La presse dominicale alémanique est unanime: Felix Gutzwiller a le profil idéal pour succéder à Rolf Schweiger à la tête du Parti radical suisse. Le conseiller national zurichois a dirigé de manière très appréciée la campagne pour la succession de Kaspar Villiger au Conseil fédéral l'an dernier. Parfaitement bilingue, il a fait de la politique à Bâle, dans le canton de Vaud (comme conseiller communal à Belmont-sur-Lausanne) et à Zurich. On lui reconnaît une sensibilité libérale et son charisme, doublé d'une personnalité intégratrice, pourrait faire de lui le «clone de Rolf Schweiger» que l'ancien président du PRD, Franz Steinegger, appelle de ses vœux dans des interviews publiées dans la NZZ am Sonntag et la SonntagsZeitung.

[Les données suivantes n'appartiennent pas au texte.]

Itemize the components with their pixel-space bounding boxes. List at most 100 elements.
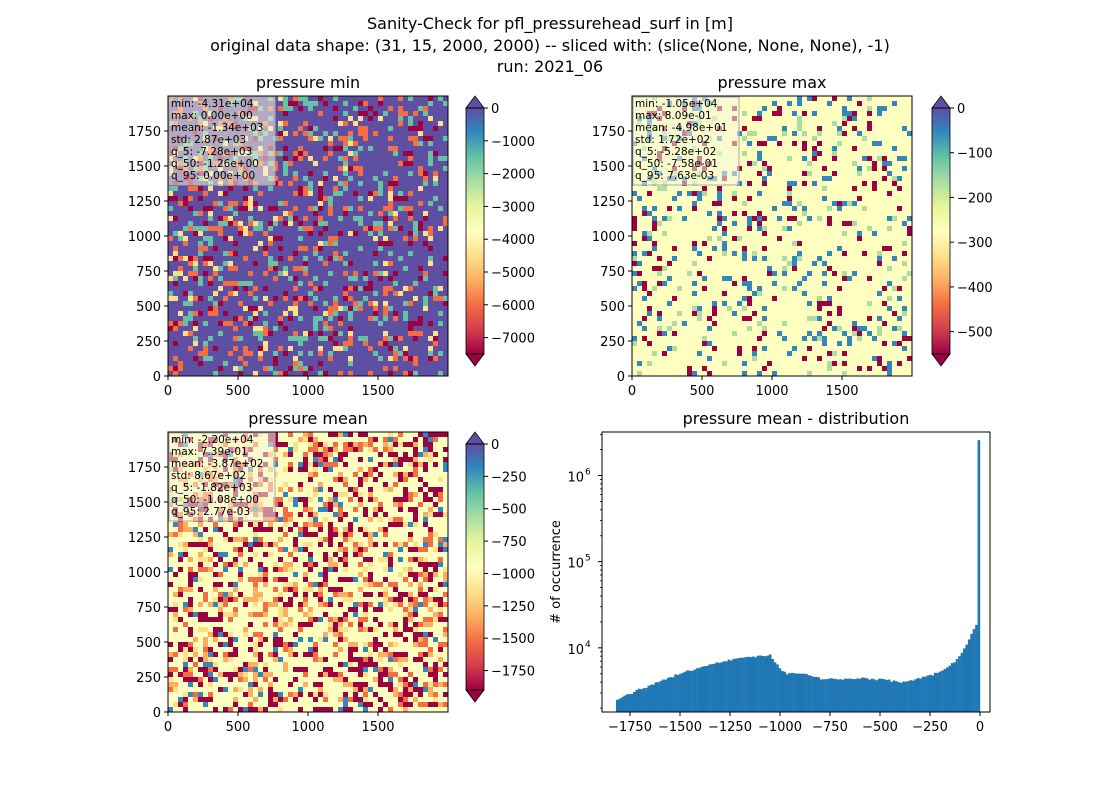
heatmap-cell <box>353 361 359 367</box>
heatmap-cell <box>343 256 349 262</box>
heatmap-cell <box>632 231 638 237</box>
heatmap-cell <box>662 346 668 352</box>
heatmap-cell <box>288 331 294 337</box>
heatmap-cell <box>418 276 424 282</box>
heatmap-cell <box>293 186 299 192</box>
heatmap-cell <box>368 121 374 127</box>
heatmap-cell <box>193 216 199 222</box>
heatmap-cell <box>443 356 449 362</box>
heatmap-cell <box>782 166 788 172</box>
heatmap-cell <box>742 171 748 177</box>
heatmap-cell <box>722 316 728 322</box>
heatmap-cell <box>308 346 314 352</box>
heatmap-cell <box>423 316 429 322</box>
heatmap-cell <box>747 296 753 302</box>
heatmap-cell <box>198 326 204 332</box>
heatmap-cell <box>777 331 783 337</box>
heatmap-cell <box>408 361 414 367</box>
heatmap-cell <box>712 196 718 202</box>
heatmap-cell <box>243 286 249 292</box>
heatmap-cell <box>388 161 394 167</box>
heatmap-cell <box>288 341 294 347</box>
heatmap-cell <box>672 216 678 222</box>
heatmap-cell <box>178 301 184 307</box>
heatmap-cell <box>687 361 693 367</box>
heatmap-cell <box>248 361 254 367</box>
heatmap-cell <box>318 336 324 342</box>
heatmap-cell <box>767 291 773 297</box>
heatmap-cell <box>787 106 793 112</box>
heatmap-cell <box>737 366 743 372</box>
heatmap-cell <box>388 141 394 147</box>
heatmap-cell <box>368 226 374 232</box>
heatmap-cell <box>712 296 718 302</box>
heatmap-cell <box>742 271 748 277</box>
heatmap-cell <box>213 311 219 317</box>
heatmap-cell <box>358 231 364 237</box>
heatmap-cell <box>353 161 359 167</box>
heatmap-cell <box>732 336 738 342</box>
heatmap-cell <box>378 351 384 357</box>
heatmap-cell <box>333 126 339 132</box>
heatmap-cell <box>173 186 179 192</box>
heatmap-cell <box>383 121 389 127</box>
heatmap-cell <box>742 161 748 167</box>
heatmap-cell <box>173 336 179 342</box>
heatmap-cell <box>188 346 194 352</box>
heatmap-cell <box>203 241 209 247</box>
heatmap-cell <box>403 286 409 292</box>
heatmap-cell <box>403 151 409 157</box>
heatmap-cell <box>388 266 394 272</box>
heatmap-cell <box>717 266 723 272</box>
heatmap-cell <box>687 316 693 322</box>
heatmap-cell <box>278 226 284 232</box>
heatmap-cell <box>413 121 419 127</box>
heatmap-cell <box>288 171 294 177</box>
heatmap-cell <box>433 181 439 187</box>
heatmap-cell <box>787 141 793 147</box>
heatmap-cell <box>722 351 728 357</box>
heatmap-cell <box>193 231 199 237</box>
heatmap-cell <box>657 311 663 317</box>
heatmap-cell <box>243 221 249 227</box>
heatmap-cell <box>248 251 254 257</box>
heatmap-cell <box>428 236 434 242</box>
heatmap-cell <box>328 331 334 337</box>
heatmap-cell <box>737 361 743 367</box>
heatmap-cell <box>338 111 344 117</box>
heatmap-cell <box>398 311 404 317</box>
heatmap-cell <box>318 261 324 267</box>
heatmap-cell <box>757 351 763 357</box>
heatmap-cell <box>283 221 289 227</box>
heatmap-cell <box>662 236 668 242</box>
heatmap-cell <box>263 346 269 352</box>
heatmap-cell <box>702 271 708 277</box>
heatmap-cell <box>423 216 429 222</box>
heatmap-cell <box>343 161 349 167</box>
heatmap-cell <box>273 166 279 172</box>
heatmap-cell <box>697 291 703 297</box>
heatmap-cell <box>298 136 304 142</box>
heatmap-cell <box>183 301 189 307</box>
heatmap-cell <box>243 311 249 317</box>
heatmap-cell <box>632 211 638 217</box>
heatmap-cell <box>433 116 439 122</box>
heatmap-cell <box>767 146 773 152</box>
heatmap-cell <box>283 176 289 182</box>
heatmap-cell <box>687 281 693 287</box>
heatmap-cell <box>233 346 239 352</box>
heatmap-cell <box>313 281 319 287</box>
heatmap-cell <box>363 176 369 182</box>
heatmap-cell <box>403 296 409 302</box>
heatmap-cell <box>443 311 449 317</box>
heatmap-cell <box>388 336 394 342</box>
heatmap-cell <box>188 266 194 272</box>
heatmap-cell <box>313 211 319 217</box>
heatmap-cell <box>178 321 184 327</box>
heatmap-cell <box>338 226 344 232</box>
heatmap-cell <box>662 261 668 267</box>
heatmap-cell <box>717 236 723 242</box>
heatmap-cell <box>363 291 369 297</box>
heatmap-cell <box>303 316 309 322</box>
heatmap-cell <box>248 306 254 312</box>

Felix Gutzwiller reste cependant prudent pour l'instant. Joint dimanche, il laisse la question de son éventuelle candidature ouverte. C'est compréhensible dans la mesure où la démission de Rolf Schweiger a pris le parti de court. Celui-ci a mis sur pied une structure intérimaire, dont le pilotage a été confié à la vice-présidente, Marianne Kleiner. La direction du parti a fait le point par conférences téléphoniques samedi et dimanche. Elle a constaté que le PRD pouvait fonctionner quelque temps avec cette structure intérimaire, dont les fondements ont été établis par Rolf Schweiger lui-même. Elle souhaite surtout mener le débat de la manière la plus ouverte possible. Le comité directeur, qui se réunit ce lundi, doit se sentir libre de ses mouvements et de ses décisions. Pas question de venir devant lui avec une candidature prébétonnée.

Un homme du sérail

S'il ne se prononce pas sur sa possible candidature, Felix Gutzwiller concède cependant que, à titre personnel, l'unanimité de la presse dominicale ne le laisse «pas indifférent». Guido Schommer, secrétaire général du parti, non plus, mais il glisse un bémol: «La recherche d'un président ne peut pas se fonder uniquement sur des critères extérieurs. Nous n'aurions jamais choisi Rolf Schweiger si nous nous étions limités aux commentaires des médias», rappelle-t-il. Selon lui, Felix Gutzwiller dispose d'indéniables qualités, mais d'autres personnes entrent aussi en considération, à l'intérieur et à l'extérieur du parlement. Le PRD parviendra néanmoins très vite à la conclusion que son président doit être un parlementaire. L'expérience désastreuse menée par le PS lorsqu'il était présidé par Ursula Koch devrait le vacciner contre la tentation de choisir quelqu'un hors du sérail. A titre personnel, Felix Gutzwiller partage ce sentiment: «Il faut laisser tous les critères ouverts. Mais il est certain que c'est au parlement que se nouent les relations avec les autres partis gouvernementaux et avec les conseillers fédéraux», fait-il remarquer.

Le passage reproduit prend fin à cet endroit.